One kernel to boot them all and in the darkness bind them

A single Linux kernel build that can run on various ARM-powered kit from competing manufacturers has come closer to reality, much to Linus Torvalds' relief.

Unlike the world of x86 PCs, which has standardised and well-documented hardware, there is little consistency across ARM-compatible systems beyond the basic processor instruction set. Just about every chip and device is custom designed, as this chart of cheap development systems illustrates. This fragmentation forces programmers to create new kernel ports for individual devices and system-on-chips (SoC).

But now Linux chieftain Torvalds has committed source code into the kernel to provide multi-platform support on ARM. The brains behind the update Olof Johansson commented: “This is a pretty significant branch.”

“It is now possible to build one kernel that contains support for highbank, vexpress, mvebu, socfpga, and picoxcell. More platforms will be converged over in the next few releases,” he said.

Version 3.7 of the Linux kernel promises to back ARM in a big way, tapping its immense popularity as the processor family of choice for anything battery powered, including smartphones and tablets. The low-power architecture is also moving into servers thanks to work by, among many others, Linux distro Ubuntu, PC manufacturer Hewlett-Packard, and chip makers Applied Micro, Marvell and Calxeda.

Planned features for version 3.7 also include support for 64-bit ARM and ARM Xen virtualization.

A multi-platform ARM kernel comes after Torvalds last year took ARM manufacturers to task for fragmenting the market and making his precious open-source kernel fatter in order to work on so many platforms.

“Gah.
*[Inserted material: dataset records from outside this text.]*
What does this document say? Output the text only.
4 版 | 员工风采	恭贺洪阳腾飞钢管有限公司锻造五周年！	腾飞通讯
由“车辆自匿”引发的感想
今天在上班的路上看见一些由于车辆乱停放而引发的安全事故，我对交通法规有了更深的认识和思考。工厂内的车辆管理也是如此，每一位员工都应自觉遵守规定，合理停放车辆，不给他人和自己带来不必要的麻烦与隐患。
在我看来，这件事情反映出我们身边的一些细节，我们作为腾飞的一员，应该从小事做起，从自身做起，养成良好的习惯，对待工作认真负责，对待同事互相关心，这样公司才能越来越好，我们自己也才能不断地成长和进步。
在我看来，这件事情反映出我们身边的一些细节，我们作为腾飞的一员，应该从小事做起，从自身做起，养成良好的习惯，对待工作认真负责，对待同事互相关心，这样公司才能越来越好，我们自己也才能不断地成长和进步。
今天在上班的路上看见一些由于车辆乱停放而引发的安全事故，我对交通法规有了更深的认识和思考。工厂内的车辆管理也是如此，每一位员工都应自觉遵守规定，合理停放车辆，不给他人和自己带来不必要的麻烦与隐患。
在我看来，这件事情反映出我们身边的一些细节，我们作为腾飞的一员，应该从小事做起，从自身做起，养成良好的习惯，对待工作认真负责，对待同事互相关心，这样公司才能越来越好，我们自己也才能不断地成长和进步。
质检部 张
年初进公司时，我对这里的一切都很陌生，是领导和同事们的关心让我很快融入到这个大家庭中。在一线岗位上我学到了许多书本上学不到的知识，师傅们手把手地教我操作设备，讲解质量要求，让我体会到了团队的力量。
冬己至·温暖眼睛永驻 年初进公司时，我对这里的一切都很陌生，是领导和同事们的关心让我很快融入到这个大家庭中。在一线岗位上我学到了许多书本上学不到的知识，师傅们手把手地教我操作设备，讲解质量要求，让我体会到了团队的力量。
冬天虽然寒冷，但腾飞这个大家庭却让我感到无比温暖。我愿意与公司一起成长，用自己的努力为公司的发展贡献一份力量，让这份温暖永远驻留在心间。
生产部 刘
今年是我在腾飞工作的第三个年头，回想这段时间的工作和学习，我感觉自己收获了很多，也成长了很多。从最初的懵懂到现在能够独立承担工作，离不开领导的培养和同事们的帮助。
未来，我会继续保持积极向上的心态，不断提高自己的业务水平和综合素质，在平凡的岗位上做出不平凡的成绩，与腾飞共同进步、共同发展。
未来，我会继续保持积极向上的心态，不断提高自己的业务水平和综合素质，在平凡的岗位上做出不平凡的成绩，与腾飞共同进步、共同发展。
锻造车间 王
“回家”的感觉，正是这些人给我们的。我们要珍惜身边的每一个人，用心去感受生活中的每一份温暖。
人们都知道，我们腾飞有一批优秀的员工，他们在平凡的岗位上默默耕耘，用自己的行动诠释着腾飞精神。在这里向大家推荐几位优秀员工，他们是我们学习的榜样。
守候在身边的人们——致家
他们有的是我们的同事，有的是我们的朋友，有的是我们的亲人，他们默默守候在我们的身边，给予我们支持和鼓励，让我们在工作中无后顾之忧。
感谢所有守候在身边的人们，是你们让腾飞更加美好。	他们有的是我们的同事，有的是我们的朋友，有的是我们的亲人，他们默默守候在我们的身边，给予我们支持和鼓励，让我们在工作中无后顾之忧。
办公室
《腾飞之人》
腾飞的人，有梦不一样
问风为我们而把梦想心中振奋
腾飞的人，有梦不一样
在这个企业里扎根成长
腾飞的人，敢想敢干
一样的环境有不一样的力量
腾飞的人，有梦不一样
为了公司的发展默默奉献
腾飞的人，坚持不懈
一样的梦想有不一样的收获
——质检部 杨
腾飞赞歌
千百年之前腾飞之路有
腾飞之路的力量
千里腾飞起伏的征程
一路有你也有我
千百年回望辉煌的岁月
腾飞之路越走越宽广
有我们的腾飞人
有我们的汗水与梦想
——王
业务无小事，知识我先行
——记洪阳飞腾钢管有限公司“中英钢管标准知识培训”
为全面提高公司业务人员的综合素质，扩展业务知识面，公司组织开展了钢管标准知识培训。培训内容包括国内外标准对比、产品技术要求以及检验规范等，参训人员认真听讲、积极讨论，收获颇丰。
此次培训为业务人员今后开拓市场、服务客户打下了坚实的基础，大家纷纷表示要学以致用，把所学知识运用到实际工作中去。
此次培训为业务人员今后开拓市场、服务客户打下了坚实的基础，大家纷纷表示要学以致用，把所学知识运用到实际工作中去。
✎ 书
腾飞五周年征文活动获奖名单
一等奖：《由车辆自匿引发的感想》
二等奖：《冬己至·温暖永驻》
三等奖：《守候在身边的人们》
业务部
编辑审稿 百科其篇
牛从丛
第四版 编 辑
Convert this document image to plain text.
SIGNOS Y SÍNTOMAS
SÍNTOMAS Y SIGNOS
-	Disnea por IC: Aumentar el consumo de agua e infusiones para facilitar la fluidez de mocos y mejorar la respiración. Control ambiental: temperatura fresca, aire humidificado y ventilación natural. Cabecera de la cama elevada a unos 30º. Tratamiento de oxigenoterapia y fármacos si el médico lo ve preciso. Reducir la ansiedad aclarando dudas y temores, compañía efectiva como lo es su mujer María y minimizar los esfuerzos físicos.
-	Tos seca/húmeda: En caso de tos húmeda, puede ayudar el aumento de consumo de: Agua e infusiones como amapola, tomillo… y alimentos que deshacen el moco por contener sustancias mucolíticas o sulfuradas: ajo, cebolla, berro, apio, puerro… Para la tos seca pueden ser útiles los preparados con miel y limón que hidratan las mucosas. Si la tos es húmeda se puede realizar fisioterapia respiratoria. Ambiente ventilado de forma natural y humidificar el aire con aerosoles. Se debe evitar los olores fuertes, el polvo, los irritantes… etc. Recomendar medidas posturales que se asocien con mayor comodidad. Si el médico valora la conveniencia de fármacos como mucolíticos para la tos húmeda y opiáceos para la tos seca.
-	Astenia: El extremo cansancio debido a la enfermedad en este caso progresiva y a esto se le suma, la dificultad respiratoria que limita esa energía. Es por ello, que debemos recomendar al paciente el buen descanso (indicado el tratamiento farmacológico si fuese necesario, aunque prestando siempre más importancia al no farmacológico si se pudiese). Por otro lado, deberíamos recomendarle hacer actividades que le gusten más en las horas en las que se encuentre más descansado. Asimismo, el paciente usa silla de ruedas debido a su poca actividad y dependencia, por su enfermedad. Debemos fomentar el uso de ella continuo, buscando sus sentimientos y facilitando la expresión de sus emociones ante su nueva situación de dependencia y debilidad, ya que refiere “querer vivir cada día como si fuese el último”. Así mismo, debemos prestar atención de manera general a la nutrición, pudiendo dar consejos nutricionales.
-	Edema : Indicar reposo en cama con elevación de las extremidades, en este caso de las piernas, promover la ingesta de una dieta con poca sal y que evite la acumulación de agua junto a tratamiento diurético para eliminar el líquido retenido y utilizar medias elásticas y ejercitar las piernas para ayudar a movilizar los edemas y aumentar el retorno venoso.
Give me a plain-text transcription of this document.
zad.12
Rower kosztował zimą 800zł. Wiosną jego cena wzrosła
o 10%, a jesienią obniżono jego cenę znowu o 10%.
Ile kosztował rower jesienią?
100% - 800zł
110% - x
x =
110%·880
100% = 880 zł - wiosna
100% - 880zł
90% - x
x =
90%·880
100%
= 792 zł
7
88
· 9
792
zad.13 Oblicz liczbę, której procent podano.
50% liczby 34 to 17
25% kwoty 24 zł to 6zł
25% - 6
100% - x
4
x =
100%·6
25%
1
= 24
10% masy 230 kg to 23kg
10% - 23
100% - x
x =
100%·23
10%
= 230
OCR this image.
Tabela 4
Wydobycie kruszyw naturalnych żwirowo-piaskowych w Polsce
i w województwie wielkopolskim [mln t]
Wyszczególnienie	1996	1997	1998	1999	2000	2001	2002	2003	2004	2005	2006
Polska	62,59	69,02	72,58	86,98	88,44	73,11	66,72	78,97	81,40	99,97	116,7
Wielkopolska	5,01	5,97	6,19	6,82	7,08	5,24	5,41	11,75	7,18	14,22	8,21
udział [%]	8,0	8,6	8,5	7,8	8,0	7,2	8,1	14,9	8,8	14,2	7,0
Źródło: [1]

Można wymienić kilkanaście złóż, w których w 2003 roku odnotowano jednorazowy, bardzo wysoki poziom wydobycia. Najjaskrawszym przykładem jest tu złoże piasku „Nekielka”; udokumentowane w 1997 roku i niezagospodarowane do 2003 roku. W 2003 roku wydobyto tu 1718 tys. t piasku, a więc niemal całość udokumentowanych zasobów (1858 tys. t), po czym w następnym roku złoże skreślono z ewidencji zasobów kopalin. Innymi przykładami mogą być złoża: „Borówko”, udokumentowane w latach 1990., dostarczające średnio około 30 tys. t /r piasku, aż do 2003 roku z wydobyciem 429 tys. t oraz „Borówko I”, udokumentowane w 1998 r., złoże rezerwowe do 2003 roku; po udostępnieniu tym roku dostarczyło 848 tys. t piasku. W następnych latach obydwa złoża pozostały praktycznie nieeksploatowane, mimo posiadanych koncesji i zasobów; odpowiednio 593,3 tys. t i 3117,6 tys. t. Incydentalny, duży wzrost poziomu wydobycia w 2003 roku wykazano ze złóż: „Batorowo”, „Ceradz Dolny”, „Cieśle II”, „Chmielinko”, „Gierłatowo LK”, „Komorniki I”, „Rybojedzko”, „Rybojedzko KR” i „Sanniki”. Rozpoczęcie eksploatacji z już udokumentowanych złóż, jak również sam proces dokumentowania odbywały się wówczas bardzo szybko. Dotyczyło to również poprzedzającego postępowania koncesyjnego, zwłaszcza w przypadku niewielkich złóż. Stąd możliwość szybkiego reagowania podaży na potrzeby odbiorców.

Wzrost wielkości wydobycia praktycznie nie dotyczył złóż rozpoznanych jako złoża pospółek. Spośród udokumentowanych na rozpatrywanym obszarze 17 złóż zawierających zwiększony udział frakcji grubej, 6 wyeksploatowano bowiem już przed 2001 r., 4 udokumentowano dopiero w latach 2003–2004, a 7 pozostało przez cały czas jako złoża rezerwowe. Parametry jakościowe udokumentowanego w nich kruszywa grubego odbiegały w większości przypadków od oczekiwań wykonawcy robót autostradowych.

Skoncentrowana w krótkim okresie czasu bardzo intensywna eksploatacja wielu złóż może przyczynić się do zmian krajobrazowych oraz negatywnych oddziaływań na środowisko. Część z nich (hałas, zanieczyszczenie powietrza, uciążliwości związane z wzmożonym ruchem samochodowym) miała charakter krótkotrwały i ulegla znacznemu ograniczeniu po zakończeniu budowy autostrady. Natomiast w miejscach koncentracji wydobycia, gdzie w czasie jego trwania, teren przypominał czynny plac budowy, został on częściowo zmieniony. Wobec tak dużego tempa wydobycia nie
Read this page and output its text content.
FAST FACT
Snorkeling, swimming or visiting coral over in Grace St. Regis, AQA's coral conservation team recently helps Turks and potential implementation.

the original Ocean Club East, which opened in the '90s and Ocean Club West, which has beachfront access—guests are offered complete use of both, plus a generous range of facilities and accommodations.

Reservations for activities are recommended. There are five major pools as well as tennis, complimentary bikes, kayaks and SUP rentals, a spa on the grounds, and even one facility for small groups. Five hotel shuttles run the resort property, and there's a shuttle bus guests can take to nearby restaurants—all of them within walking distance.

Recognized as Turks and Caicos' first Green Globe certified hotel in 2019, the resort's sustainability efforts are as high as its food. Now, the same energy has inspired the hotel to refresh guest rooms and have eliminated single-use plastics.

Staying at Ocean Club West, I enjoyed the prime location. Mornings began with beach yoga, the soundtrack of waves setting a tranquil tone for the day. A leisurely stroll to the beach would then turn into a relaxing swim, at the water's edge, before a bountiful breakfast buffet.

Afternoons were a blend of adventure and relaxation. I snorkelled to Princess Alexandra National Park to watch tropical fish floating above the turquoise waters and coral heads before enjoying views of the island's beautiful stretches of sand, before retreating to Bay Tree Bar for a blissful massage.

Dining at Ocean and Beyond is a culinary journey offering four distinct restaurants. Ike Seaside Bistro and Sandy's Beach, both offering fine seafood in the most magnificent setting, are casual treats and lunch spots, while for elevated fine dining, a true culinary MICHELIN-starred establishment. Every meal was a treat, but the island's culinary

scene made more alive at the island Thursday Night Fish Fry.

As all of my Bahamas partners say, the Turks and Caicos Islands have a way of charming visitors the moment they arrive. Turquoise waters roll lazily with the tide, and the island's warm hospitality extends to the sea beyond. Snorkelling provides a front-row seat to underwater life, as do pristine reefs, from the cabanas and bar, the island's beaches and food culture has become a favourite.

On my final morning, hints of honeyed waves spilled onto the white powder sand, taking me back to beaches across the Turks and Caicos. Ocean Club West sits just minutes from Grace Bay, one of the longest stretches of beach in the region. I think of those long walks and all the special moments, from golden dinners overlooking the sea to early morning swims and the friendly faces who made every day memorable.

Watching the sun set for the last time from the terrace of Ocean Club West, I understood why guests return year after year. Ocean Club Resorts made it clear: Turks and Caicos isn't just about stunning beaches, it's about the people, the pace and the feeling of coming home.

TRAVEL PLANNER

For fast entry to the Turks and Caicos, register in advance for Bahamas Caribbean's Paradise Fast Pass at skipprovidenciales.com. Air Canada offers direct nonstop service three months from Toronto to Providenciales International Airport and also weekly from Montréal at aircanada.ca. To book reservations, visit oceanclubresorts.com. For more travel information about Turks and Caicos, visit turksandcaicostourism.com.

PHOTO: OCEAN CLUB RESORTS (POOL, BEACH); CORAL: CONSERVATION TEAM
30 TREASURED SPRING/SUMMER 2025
Guys, this whole ARM thing is a f*cking pain in the ass,” he railed.

In a typically Torvaldian rant, he attacked ARM manufacturers’ “masturbatory” device naming, changing file names for “fun” and altering human-readable names in board-specific source code “just to annoy whoever needs to merge the crap”.

David Rusling, chief technology officer for open-source ARM coalition Linaro that represents ARM companies, reckoned the ARM world's fragmentation causes each new Linux kernel release to gain about 70,000 new lines of ARM code versus 5,000 for x86. Linaro’s members include ARM, Freescale, Samsung and Texas Instruments.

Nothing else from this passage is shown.